As pharmacists, we’ve been using these agents in infectious disease and certain electrolyte replacements, and they have been adopted as a recommendation by the American Society of Health-System Pharmacists to reduce and minimize errors. These could be an alternative to use in community oncology or academic centers to help with workflow and also to help with time efficiency and getting prepped for the patient a little bit quicker in a sterile environment. It’s unique how the manufacturing process and the sterility in a truly closed system, called a bag system, is utilized to administer the product.

What do you think the role of RTUs will be in the future of cancer care?

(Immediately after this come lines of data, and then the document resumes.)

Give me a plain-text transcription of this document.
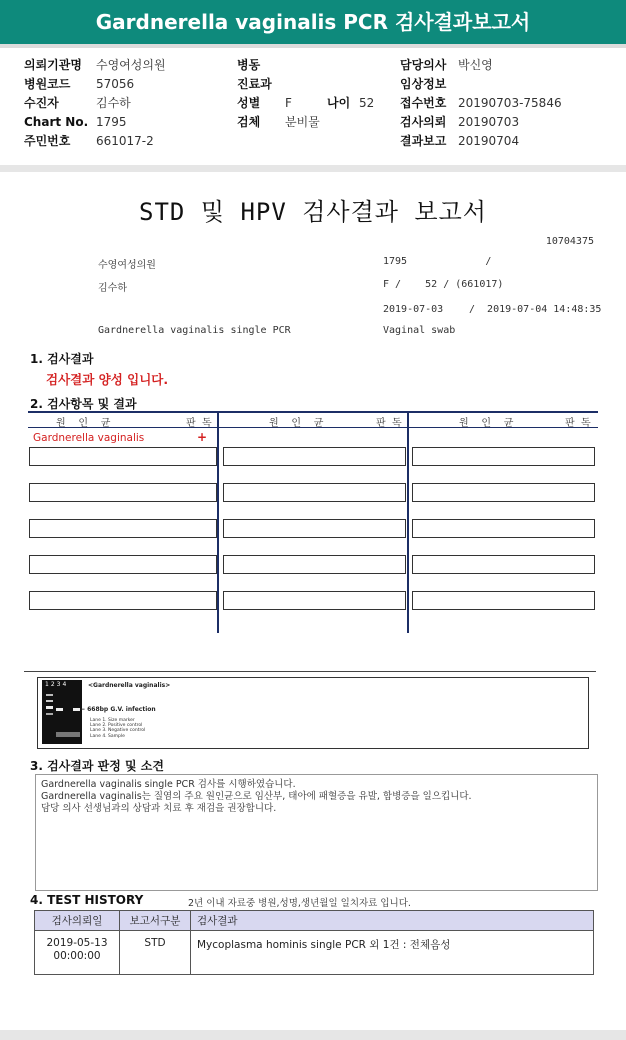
Gardnerella vaginalis PCR 검사결과보고서
의뢰기관명 수영여성의원
병원코드 57056
수진자	김수하
Chart No. 1795
주민번호 661017-2
병동
진료과
성별 F	나이 52
검체 분비물
담당의사 박신영
임상정보
접수번호 20190703-75846
검사의뢰 20190703
결과보고 20190704
STD 및 HPV 검사결과 보고서
10704375
수영여성의원	1795             /
김수하	F /    52 / (661017)
2019-07-03	/  2019-07-04 14:48:35
Gardnerella vaginalis single PCR	Vaginal swab
1. 검사결과
검사결과 양성 입니다.
2. 검사항목 및 결과
원    인    균	판  독	원    인    균	판  독	원    인    균	판  독
Gardnerella vaginalis	+
1234	<Gardnerella vaginalis>
← 668bp G.V. infection
Lane 1. Size marker
Lane 2. Positive control
Lane 3. Negative control
Lane 4. Sample
3. 검사결과 판정 및 소견
Gardnerella vaginalis single PCR 검사를 시행하였습니다.
Gardnerella vaginalis는 질염의 주요 원인균으로 임산부, 태아에 패혈증을 유발, 합병증을 일으킵니다.
담당 의사 선생님과의 상담과 치료 후 재검을 권장합니다.
4. TEST HISTORY	2년 이내 자료중 병원,성명,생년월일 일치자료 입니다.
검사의뢰일	보고서구분	검사결과

2019-05-13
00:00:00	STD	Mycoplasma hominis single PCR 외 1건 : 전체음성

As RTUs come to the oncology market, I think it promotes workflow advantages, such as being able to stage chemotherapy drugs ahead of time, prepare at those busy clinics, and prepare patients before they walk into the door.

I think it has advantages for sterility and stability as well. Sometimes, for a patient who is receiving chemotherapy, their bloodwork come backs and it might have some neutropenia or thrombocytopenia, and you might have already mixed that medication. You then have to waste that and it’s a financial burden to the practice. The RTUs have an extended shelf life. If for some reason the patient is not administered chemotherapy on that day, you can bring [the drug] back and possibly use it on another patient.
1. Updates on compounding standards. USP website. usp.org/compounding/updates-on-standards. Accessed November 9, 2018.